Nous souhaiterions signaler la diffusion d’un texte consacré à l’importante question du composé matériel et de la chair –  importante, disons-nous, puisque la compréhension de ce fondement doctrinal conditionne, pour toute âme de désir, une certaine qualité d’approche de la finalité du processus initiatique lui-même – : « Louis-Claude de Saint-Martin et le corps de matière ténébreuse – L’anéantissement de la chair de corruption et l’accès à l’état céleste selon le Philosophe Inconnu. »

L’article, témoignant de la  pensée réelle de Saint-Martin à l’égard de ces questions, fait suite à celui publié le 26 mai 2012, et portant sur « Le Régime Ecossais Rectifié et la doctrine de la matière. »

« La doctrine, à propos du monde matériel et sa dissolution finale, nous dit-on justement, est d’ailleurs absolument identique chez les trois représentants principaux du courant de l'illuminisme mystique en France au XVIIIe siècle, que furent Martinès de Pasqually, Willermoz et Saint-Martin. » 
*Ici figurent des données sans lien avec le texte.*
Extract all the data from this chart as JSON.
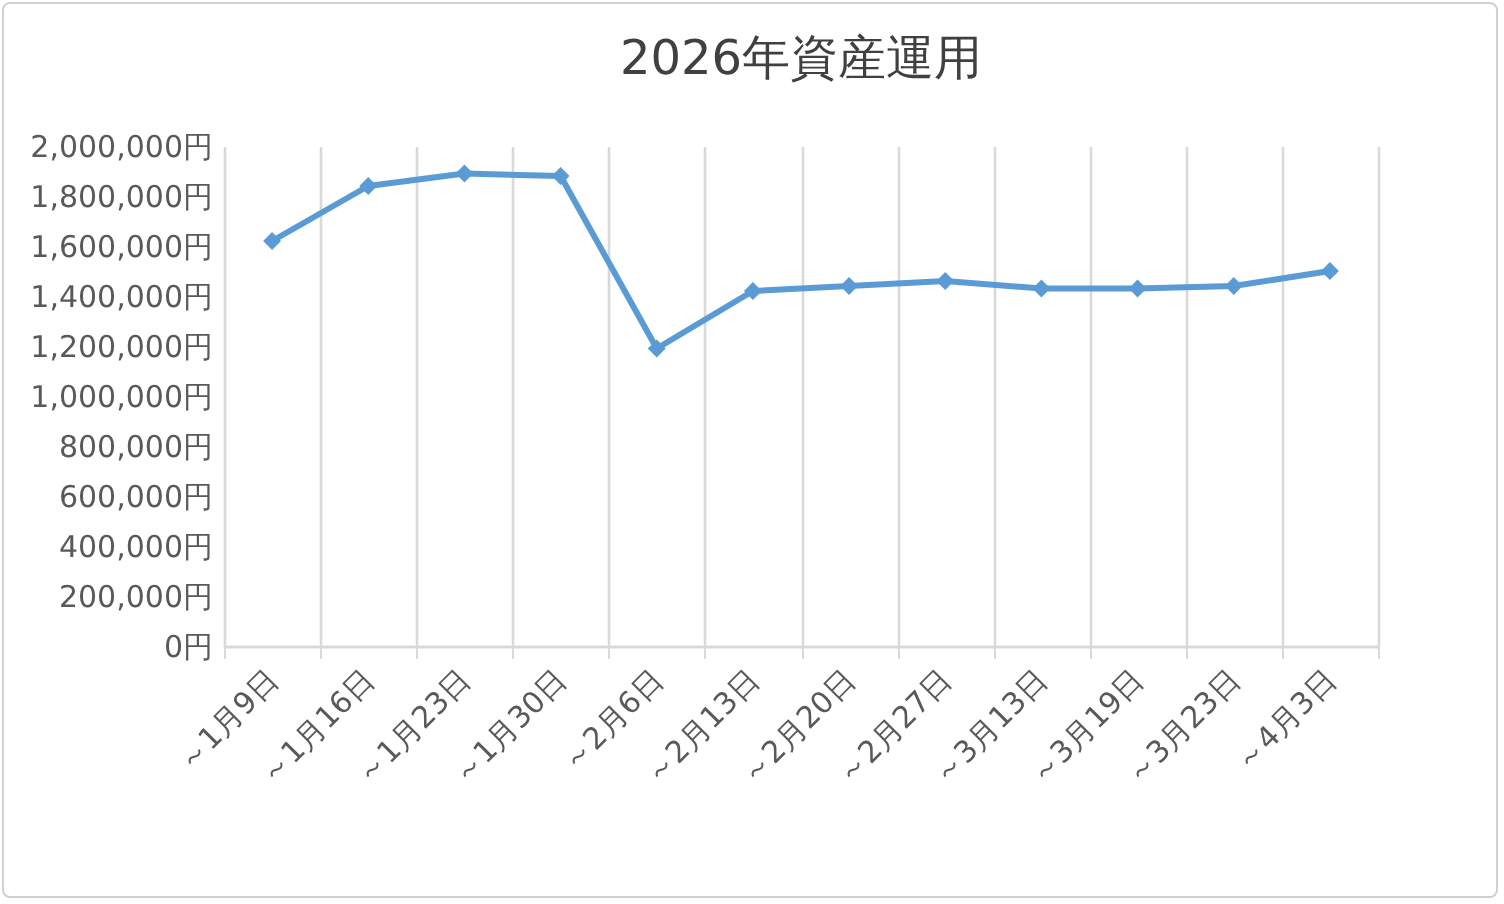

Mais Saint-Martin, doté d’une plume littéraire aiguisée, pousse plus loin encore que Jean-Baptiste Willermoz,  sa noire description de la réalité de ce monde, ce qui n’autorise aucun espace, pour qui en douterait encore, au simple usage consolant, un rien mièvre, parfois, que l’on fait des écrits du théosophe d’Amboise. Il n’est qu’à lire, sur ce point, les abondantes citations de l’auteur, extraites notamment (et de la façon la plus saisissante), du Nouvel Homme, des Leçons de Lyon, ou Des erreurs et de la vérité.

Car l’enjeu de ce sombre constat, le dépasse en sublime destination ontologique : c’est que l’opération de dissolution de la matière n’est pas une morne fatalité – qui nécessiterait, par exemple, d’être contrée par des errements  théologiques plus "rassurants" et reposant, en réalité, sur des bases matérialistes – mais une condition nécessaire à la réintégration de toute chose en son principe, poussée, chez Saint-Martin (et notamment dans son posthume Traité des bénédictions), jusqu’au plus étonnant paroxysme : celui de nous ouvrir l’accès au « culte éternel du créateur », c’est-à-dire, comme l’indique Jean-Marc Vivenza, au « secret ultime qui explique pourquoi la matière est amenée, nécessairement, à être dissoute et à disparaître pour l’éternité » ; et, citant Saint-Martin :

« La bénédiction de réintégration de la matière est l'acte final de son existence. Le but de la dissolution de la matière est de rendre à tous ces êtres le libre exercice des lois de leur première nature, c'est de rendre les êtres divins à la simplicité dé leur action divine (…) qui est de participer au culte éternel du Créateur (…) en ramenant tout à l'Unité.» (Traité des Bénédictions)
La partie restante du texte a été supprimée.